The times were also changing. The chaos in Ukraine was a boon for the GRU, which was one of the lead agencies both in the seizure of the Crimea in 2014 and the subsequent destabilization of the Donbas. If the future means more “hybrid war” operations, more interactions with warlords, gangsters, and insurgents, then this is much more the forte of the GRU than the SVR. Sergun died, ironically, with his service’s prestige and role at their peak.

The strange thing is that the GRU may not even be the GRU anymore. Look at the Russian defense ministry’s website and it is listed simply as the GU, the “Main Directorate.” This more than faintly strange, not least because there are other main directorates, such as the Main Operations Directorate. This would be a little like renaming the Department of Defense as “the Department.” It may sound cool at first blush, and a little creepy, but also makes very little sense. After all, if the GU — technically, the GU GSh VS RF, or Main Directorate of the General Staff of the Armed Forces of the Russian Federation — has been renamed for reasons of security, then why still have a webpage saying what it is?

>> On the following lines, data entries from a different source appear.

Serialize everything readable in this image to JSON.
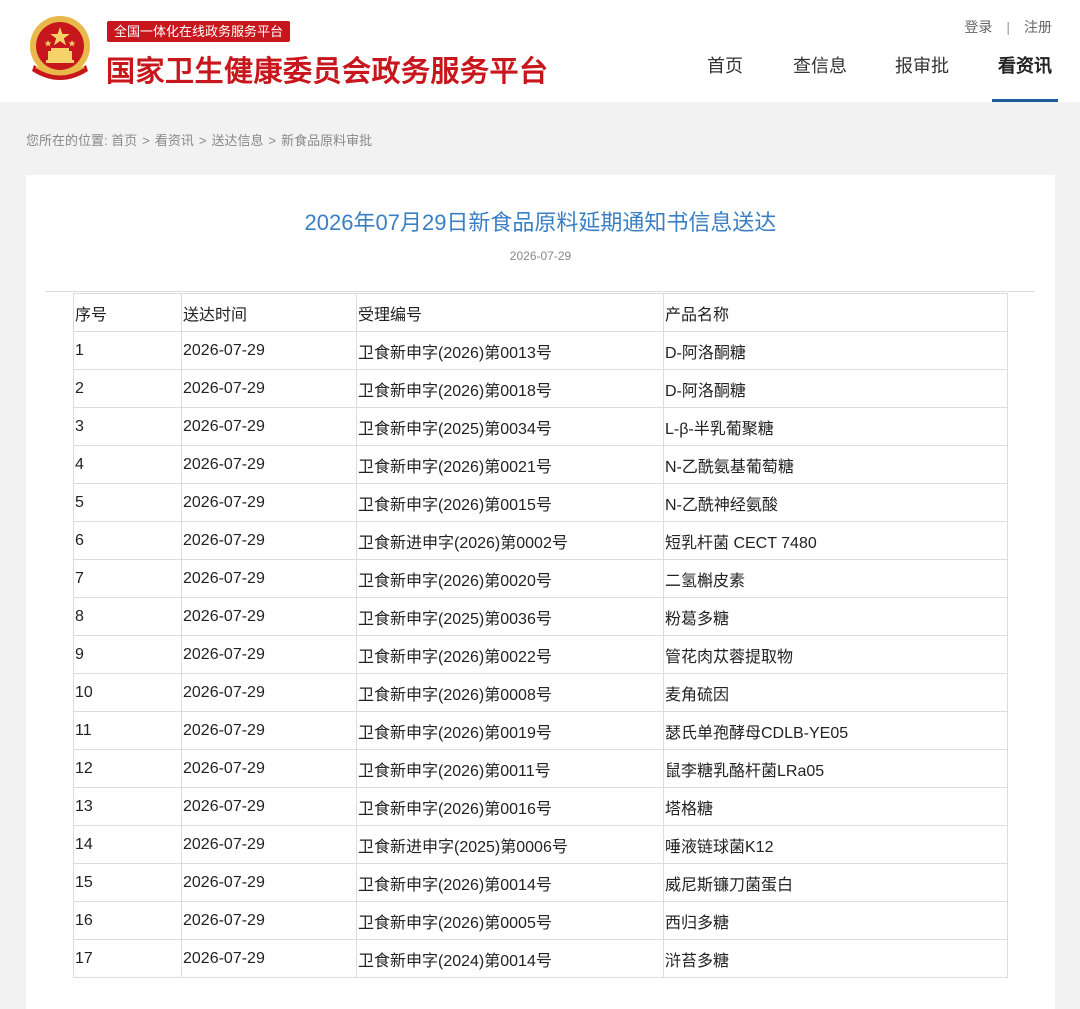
{
  "header": {
    "platform_tag": "全国一体化在线政务服务平台",
    "site_title": "国家卫生健康委员会政务服务平台",
    "login": "登录",
    "separator": "|",
    "register": "注册",
    "nav": [
      {
        "label": "首页"
      },
      {
        "label": "查信息"
      },
      {
        "label": "报审批"
      },
      {
        "label": "看资讯",
        "active": true
      }
    ]
  },
  "breadcrumb": {
    "prefix": "您所在的位置:",
    "items": [
      "首页",
      "看资讯",
      "送达信息",
      "新食品原料审批"
    ],
    "separator": ">"
  },
  "article": {
    "title": "2026年07月29日新食品原料延期通知书信息送达",
    "date": "2026-07-29"
  },
  "table": {
    "headers": [
      "序号",
      "送达时间",
      "受理编号",
      "产品名称"
    ],
    "rows": [
      [
        "1",
        "2026-07-29",
        "卫食新申字(2026)第0013号",
        "D-阿洛酮糖"
      ],
      [
        "2",
        "2026-07-29",
        "卫食新申字(2026)第0018号",
        "D-阿洛酮糖"
      ],
      [
        "3",
        "2026-07-29",
        "卫食新申字(2025)第0034号",
        "L-β-半乳葡聚糖"
      ],
      [
        "4",
        "2026-07-29",
        "卫食新申字(2026)第0021号",
        "N-乙酰氨基葡萄糖"
      ],
      [
        "5",
        "2026-07-29",
        "卫食新申字(2026)第0015号",
        "N-乙酰神经氨酸"
      ],
      [
        "6",
        "2026-07-29",
        "卫食新进申字(2026)第0002号",
        "短乳杆菌 CECT 7480"
      ],
      [
        "7",
        "2026-07-29",
        "卫食新申字(2026)第0020号",
        "二氢槲皮素"
      ],
      [
        "8",
        "2026-07-29",
        "卫食新申字(2025)第0036号",
        "粉葛多糖"
      ],
      [
        "9",
        "2026-07-29",
        "卫食新申字(2026)第0022号",
        "管花肉苁蓉提取物"
      ],
      [
        "10",
        "2026-07-29",
        "卫食新申字(2026)第0008号",
        "麦角硫因"
      ],
      [
        "11",
        "2026-07-29",
        "卫食新申字(2026)第0019号",
        "瑟氏单孢酵母CDLB-YE05"
      ],
      [
        "12",
        "2026-07-29",
        "卫食新申字(2026)第0011号",
        "鼠李糖乳酪杆菌LRa05"
      ],
      [
        "13",
        "2026-07-29",
        "卫食新申字(2026)第0016号",
        "塔格糖"
      ],
      [
        "14",
        "2026-07-29",
        "卫食新进申字(2025)第0006号",
        "唾液链球菌K12"
      ],
      [
        "15",
        "2026-07-29",
        "卫食新申字(2026)第0014号",
        "威尼斯镰刀菌蛋白"
      ],
      [
        "16",
        "2026-07-29",
        "卫食新申字(2026)第0005号",
        "西归多糖"
      ],
      [
        "17",
        "2026-07-29",
        "卫食新申字(2024)第0014号",
        "浒苔多糖"
      ]
    ]
  },
  "colors": {
    "brand_red": "#c8161d",
    "title_blue": "#3a7fc4",
    "nav_underline": "#1f5a99",
    "emblem_gold": "#e8b84a"
  },
  "icons": {
    "emblem": "national-emblem-icon"
  }
}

There are suggestions the name change may even date back to 2011. But if so, no one seems to have told the Russian media or even the Kremlin. Commenting on Sergun’s death, Putin’s telegram of sympathy referred to him as head of the GRU.

So why does any of this matter? First of all, because it seems to have settled the question of whether military intelligence (or whatever it is called) retains the partial autonomy of being a main directorate. In the process, it means that the Kremlin can hear its briefings without the involvement of the chief of the General Staff. Given that from Crimea ’14 back to Afghanistan ’79, the Russian chief of the General Staff has tended to be a voice for caution in military adventures — thereby typically sidelined from the key political discussions — this raises the risk that the “voice of the military” heard in the Kremlin is actually the voice of the military spies.

But even if that battle has been won, the GU formulation seems like a temporary aberration. “GRU” may simply disappear from view only to resurface again as the official name (after all, why change a brand when it is successful?) or it could be that the real battle for its role is yet to come. The name GU may simply be a placeholder, signifying that the agency’s long-term role and future is still in play.

Regular military commanders who for a while thought they had managed to get the Spetsnaz transferred to their control still feel that the GRU should stick to spooky ops and leave the kinetic stuff to them. Or at least the agency should be divided into strategic and tactical intelligence arms. Meanwhile, in the regular “spook wars” fought behind the scenes in Russia, the SVR and the FSB still would like to see all or some of the GRU’s roles and assets transferred to them.

Whoever is chosen to fill Sergun’s shoes may well find quite a fight ahead of him.

 

Mark Galeotti is Professor of Global Affairs at New York University’s Center for Global Affairs and director of its Initiative for the Study of Emerging Threats. His most recent book is Spetsnaz: Russia’s Special Forces (Osprey, 2015).